The beginning of Psalm 19 speaks of how the sun encompasses all with its light.  The same is true of God’s laws.  Although many will try to hide from His law, it surrounds them like the sun.  No one can really hide because in the end there will be a consequence for this choice.  So as people living under this perfect law, it is our call and command to show others the joy and peace and contentment we find in God’s ways.

In following God’s law we find life that is truly life.  His ways bring wisdom, enlighten our path, and gives joy to our heart.  The law also protects us from our human nature within.  It leads us away from living for our human desires and helps us to find contentment and peace in what God blessed us with from out of His goodness.  His ways allow us to live good, orderly, happy lives.
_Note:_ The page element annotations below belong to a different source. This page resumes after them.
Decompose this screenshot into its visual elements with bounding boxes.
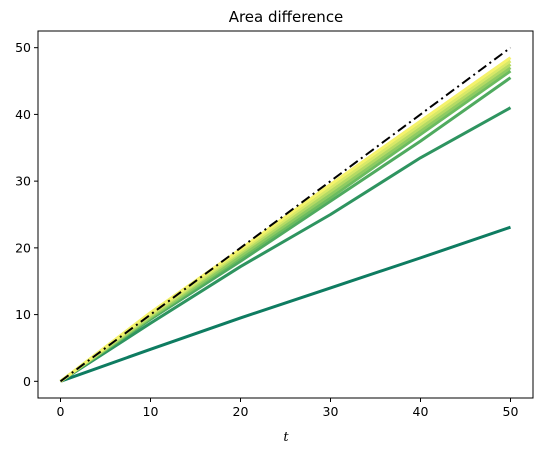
- x-axis-label: t: [283, 430, 289, 445]
- x-tick-label-4: 40: [413, 404, 429, 419]
- series-line-0: [59, 225, 511, 383]
- series-line-4: [59, 66, 512, 383]
- x-tick-label-0: 0: [57, 404, 65, 419]
- x-tick-label-1: 10: [143, 404, 159, 419]
- x-tick-label-3: 30: [323, 404, 339, 419]
- y-tick-label-0: 0: [23, 374, 31, 389]
- series-layer: [59, 46, 512, 383]
- chart-title: Area difference: [229, 8, 344, 26]
- series-line-1: [59, 106, 512, 383]
- x-tick-label-2: 20: [233, 404, 249, 419]
- series-line-7: [59, 56, 512, 383]
- series-line-5: [59, 63, 512, 383]
- reference-line: [59, 46, 512, 383]
- y-tick-label-4: 40: [15, 107, 31, 122]
- y-tick-label-3: 30: [15, 174, 31, 189]
- plot-frame: [37, 30, 534, 399]
- x-tick-label-5: 50: [503, 404, 519, 419]
- y-tick-label-5: 50: [15, 40, 31, 55]
- y-tick-label-2: 20: [15, 240, 31, 255]
- ticks-layer: 0 10 20 30 40 50 0 10 20 30 40 50: [15, 40, 518, 419]
- y-tick-label-1: 10: [15, 307, 31, 322]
To live according to God’s laws and as He intended us to live is harder than living by the world’s ways.  It is a hard choice to make in today’s culture.  The culture says that getting more and more and more is the path to the good life.  But we know where that path ends up.  There is a more perfect way – the way of God.  May we live by God’s ways this day and every day so that we find true peace, joy, and contentment in this earthly life and in the eternal life that is to come.